On hearing this question the peasant rose hurriedly, and stared at Mitaine with frightened eyes. The youngsters took refuge between his legs as if they expected some calamity.
“Do you know what you are asking?” said the terrified man. “It is doubtless a jest, or a bit of show-off inexcusable in a child of your age.”
“You do not answer seriously a serious question. Not being a native of the country, I may not express myself properly; I believe, however, I spoke sufficiently plainly to be understood. Once more I ask you the way to the Fortress of Fear.”
“It is the way to certain death.”
“What does that matter?—it is the way I intend to take. I feel certain that they belie the lord of the castle, and wish to put his hospitality to the test.”
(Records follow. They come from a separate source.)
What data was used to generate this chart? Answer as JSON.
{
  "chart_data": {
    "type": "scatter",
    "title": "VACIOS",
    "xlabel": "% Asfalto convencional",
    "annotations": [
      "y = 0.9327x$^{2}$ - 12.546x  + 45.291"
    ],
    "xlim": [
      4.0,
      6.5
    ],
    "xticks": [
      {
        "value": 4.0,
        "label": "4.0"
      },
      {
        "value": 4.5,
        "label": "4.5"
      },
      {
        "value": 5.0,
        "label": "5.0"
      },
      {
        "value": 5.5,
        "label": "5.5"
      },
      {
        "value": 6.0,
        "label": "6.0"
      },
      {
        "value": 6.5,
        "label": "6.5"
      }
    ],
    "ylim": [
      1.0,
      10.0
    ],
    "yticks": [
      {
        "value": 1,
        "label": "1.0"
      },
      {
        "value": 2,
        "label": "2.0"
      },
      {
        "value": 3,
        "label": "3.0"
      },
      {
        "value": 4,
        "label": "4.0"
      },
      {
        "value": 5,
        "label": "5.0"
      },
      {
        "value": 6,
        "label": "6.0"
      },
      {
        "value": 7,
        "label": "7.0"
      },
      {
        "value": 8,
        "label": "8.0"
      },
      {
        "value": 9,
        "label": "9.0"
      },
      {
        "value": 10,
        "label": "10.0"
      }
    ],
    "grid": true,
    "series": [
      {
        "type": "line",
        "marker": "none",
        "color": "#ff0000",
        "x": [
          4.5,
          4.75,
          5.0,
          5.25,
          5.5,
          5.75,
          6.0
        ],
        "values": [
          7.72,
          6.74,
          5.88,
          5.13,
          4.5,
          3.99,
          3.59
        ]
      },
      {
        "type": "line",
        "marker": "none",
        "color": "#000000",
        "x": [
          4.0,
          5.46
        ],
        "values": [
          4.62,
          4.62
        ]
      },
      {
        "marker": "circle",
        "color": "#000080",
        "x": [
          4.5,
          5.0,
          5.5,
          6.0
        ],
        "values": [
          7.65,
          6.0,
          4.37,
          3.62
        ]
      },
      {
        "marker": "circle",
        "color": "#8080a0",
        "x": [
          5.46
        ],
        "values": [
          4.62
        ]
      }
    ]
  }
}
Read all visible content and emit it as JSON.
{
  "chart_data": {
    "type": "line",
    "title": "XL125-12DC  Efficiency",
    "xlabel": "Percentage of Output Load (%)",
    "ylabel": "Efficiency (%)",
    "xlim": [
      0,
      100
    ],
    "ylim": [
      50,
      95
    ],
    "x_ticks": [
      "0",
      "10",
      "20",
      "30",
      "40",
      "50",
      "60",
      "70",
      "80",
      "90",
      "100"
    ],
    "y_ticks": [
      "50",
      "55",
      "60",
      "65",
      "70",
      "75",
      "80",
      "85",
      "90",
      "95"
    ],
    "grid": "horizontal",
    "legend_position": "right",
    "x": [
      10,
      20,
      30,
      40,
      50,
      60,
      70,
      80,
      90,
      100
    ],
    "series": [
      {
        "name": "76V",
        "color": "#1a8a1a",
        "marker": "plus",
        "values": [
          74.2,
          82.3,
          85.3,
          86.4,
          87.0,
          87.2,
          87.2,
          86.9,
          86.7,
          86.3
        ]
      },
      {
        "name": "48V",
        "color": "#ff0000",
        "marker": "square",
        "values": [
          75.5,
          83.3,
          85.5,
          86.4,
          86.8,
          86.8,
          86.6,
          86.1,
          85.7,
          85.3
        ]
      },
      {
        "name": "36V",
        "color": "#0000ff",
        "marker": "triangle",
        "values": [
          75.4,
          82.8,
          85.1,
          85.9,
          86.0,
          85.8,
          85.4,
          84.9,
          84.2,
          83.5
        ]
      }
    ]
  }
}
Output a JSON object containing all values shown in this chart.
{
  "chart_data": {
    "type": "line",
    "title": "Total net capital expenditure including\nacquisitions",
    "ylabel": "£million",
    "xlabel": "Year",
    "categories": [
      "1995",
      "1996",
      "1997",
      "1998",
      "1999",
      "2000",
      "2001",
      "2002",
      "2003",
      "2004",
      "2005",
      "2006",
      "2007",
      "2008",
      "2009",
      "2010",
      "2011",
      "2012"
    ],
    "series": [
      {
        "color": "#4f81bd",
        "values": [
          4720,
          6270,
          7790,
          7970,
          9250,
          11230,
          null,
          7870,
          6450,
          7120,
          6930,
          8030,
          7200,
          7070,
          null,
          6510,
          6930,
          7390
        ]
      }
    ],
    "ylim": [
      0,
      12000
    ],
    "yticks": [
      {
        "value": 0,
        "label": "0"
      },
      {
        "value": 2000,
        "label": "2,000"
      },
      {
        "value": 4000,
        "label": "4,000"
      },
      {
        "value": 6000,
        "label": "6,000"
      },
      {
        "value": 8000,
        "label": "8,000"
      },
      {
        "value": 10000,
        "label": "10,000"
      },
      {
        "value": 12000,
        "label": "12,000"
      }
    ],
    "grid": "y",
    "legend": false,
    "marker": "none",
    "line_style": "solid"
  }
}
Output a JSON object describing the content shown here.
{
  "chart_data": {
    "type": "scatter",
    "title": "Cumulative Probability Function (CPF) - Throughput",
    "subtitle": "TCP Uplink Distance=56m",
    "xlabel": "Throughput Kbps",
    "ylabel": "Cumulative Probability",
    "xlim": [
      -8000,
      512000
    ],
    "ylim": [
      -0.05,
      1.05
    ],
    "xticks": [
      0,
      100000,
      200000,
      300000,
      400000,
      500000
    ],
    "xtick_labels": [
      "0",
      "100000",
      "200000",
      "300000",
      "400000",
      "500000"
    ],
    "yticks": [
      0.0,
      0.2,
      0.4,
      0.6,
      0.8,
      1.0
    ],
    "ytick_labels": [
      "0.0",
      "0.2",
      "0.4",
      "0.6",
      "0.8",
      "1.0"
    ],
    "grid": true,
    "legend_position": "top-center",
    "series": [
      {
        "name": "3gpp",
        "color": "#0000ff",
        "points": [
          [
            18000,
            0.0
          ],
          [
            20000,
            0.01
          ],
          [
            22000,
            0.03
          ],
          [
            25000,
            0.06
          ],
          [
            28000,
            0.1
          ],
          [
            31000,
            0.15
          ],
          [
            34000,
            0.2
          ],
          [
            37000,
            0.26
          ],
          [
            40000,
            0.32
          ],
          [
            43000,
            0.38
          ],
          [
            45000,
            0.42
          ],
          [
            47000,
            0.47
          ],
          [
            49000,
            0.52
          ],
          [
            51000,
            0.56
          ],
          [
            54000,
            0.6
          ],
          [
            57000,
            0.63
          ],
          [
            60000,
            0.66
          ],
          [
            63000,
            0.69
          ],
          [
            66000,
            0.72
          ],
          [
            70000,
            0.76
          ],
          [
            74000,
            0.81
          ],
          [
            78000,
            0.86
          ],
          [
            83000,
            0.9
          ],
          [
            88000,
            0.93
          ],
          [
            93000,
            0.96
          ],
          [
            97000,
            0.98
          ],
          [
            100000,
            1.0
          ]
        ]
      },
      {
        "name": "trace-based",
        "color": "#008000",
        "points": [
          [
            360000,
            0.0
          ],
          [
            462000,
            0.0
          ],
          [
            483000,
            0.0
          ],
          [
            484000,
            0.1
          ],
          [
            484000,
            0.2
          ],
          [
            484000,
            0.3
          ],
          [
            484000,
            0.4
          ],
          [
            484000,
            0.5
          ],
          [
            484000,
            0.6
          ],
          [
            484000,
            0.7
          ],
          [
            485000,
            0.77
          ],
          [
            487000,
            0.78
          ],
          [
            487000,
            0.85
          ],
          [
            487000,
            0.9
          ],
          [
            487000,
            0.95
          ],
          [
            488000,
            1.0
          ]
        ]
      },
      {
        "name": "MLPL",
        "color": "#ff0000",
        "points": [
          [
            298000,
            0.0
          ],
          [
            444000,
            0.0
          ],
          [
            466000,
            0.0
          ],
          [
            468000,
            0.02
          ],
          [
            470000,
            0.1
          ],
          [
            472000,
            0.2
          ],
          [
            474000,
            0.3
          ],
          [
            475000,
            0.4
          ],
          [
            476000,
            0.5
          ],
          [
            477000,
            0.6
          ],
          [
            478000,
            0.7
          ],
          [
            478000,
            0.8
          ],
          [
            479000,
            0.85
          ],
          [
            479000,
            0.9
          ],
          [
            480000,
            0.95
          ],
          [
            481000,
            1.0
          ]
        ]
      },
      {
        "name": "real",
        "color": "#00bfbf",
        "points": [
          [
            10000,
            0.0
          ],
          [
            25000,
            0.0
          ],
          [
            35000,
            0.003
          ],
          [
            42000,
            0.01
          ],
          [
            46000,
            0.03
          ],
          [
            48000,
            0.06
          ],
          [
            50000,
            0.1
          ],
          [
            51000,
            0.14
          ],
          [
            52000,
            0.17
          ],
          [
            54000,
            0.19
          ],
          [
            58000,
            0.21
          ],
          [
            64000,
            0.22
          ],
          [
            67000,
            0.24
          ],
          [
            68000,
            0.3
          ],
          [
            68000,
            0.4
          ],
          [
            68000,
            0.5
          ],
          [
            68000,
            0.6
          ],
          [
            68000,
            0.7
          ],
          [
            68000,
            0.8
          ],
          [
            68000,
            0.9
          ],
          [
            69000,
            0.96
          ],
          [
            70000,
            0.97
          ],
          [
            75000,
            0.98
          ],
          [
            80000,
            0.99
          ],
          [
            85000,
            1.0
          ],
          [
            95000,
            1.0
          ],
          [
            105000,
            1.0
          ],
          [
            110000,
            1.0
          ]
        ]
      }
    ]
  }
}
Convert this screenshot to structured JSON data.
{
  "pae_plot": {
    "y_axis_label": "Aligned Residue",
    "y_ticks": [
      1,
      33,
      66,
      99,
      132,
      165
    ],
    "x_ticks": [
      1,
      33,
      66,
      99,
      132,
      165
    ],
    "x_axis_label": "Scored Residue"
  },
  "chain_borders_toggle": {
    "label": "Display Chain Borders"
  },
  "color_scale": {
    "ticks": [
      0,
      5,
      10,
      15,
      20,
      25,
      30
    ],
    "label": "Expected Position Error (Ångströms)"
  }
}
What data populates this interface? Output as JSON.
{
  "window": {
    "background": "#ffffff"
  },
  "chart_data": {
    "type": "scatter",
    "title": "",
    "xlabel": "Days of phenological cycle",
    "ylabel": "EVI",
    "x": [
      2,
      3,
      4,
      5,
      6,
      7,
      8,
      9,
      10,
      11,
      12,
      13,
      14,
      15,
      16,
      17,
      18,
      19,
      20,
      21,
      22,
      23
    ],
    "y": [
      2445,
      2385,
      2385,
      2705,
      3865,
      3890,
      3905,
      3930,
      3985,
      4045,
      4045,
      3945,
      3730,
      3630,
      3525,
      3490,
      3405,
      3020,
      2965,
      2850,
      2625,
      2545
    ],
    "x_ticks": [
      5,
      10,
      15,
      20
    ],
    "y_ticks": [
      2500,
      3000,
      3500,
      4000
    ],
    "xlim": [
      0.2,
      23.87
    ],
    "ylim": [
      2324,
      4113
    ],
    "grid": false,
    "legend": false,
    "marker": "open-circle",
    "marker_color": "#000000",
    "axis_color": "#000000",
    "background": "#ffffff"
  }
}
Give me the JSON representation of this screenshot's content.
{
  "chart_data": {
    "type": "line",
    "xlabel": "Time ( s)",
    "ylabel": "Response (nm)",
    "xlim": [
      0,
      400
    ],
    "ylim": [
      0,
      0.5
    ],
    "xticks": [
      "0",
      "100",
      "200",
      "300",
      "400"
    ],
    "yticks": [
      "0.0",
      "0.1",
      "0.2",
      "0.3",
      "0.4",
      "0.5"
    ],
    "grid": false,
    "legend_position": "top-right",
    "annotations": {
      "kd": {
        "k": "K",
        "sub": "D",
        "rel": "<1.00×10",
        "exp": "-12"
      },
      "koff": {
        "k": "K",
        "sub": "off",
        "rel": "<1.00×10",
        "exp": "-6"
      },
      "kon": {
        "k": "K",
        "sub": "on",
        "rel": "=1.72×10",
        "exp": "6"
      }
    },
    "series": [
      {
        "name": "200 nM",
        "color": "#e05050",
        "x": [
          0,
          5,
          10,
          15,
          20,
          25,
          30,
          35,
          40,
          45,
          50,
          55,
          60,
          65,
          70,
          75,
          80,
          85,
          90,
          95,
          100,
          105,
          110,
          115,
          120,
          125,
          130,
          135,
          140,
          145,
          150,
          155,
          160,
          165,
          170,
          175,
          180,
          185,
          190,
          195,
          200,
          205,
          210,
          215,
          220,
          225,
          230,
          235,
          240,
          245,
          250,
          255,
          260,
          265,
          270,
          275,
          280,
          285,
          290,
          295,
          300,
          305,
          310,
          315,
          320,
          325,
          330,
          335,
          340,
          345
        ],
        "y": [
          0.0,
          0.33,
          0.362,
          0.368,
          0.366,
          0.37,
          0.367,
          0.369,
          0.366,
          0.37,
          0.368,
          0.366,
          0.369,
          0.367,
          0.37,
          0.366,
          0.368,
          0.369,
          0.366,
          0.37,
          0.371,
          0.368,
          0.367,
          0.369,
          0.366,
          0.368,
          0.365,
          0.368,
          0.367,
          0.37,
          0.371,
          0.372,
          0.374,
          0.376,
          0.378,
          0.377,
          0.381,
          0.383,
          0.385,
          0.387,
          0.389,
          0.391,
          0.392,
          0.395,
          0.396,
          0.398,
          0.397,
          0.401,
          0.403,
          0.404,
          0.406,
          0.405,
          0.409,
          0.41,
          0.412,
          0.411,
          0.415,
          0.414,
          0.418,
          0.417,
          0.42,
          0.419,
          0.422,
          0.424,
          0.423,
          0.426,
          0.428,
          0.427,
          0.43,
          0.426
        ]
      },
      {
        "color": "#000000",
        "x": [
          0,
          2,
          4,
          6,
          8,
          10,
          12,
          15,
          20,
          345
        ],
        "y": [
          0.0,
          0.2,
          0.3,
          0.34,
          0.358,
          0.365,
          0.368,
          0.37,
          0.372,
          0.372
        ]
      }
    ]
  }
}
“Here is a madman!” said the peasant to himself, sending the children into the hut; “nevertheless, I must not let him go without having told him the danger to which he exposes himself. For sixty years, my young traveller, I have inhabited this cottage. Not one of those who have put to me the question that you have just asked me has ever returned. At first, the people who travelled along this road came singly; careless, gay, foolish as you, they passed singing before my door: the same evening they were the captives of Fear. When it was found that there was danger in the voyage, there was quite a different sort of procession. Man spends his life in neglecting Heaven and courting death. When Death scowls at him, he believes it is smiling. The procession never returned. Gallant warriors came, and said to me, ‘Prepare a breakfast for us to-morrow, good man; on our return we will make great cheer, and tell you our adventures, and laugh over them.’ And the feast was wasted for want of guests; and so, later, when reason increased in my brain, as my beard grew on my chin, I made people pay in advance, but I made no preparations for their return. Then came troops of warriors fully armed, amid the flourish of trumpets, and with banners floating on the wind. They pillaged my house, and their horses wasted my crops. Fear made them captives like the others, and from that time I have lived alone in my ruined habitation, which no one dares to approach. I lost my father through his rashness, my wife through her curiosity; she left me these children. One of them wandered away one day when I was in the fields; what happened to him I have never known; he came back to me an idiot. I have never quitted this spot, though it is more like a burial-place than a birth-place. I am a solitary dweller on the frontiers of Death, an advanced outpost, crying to all such foolish people as you to turn back.”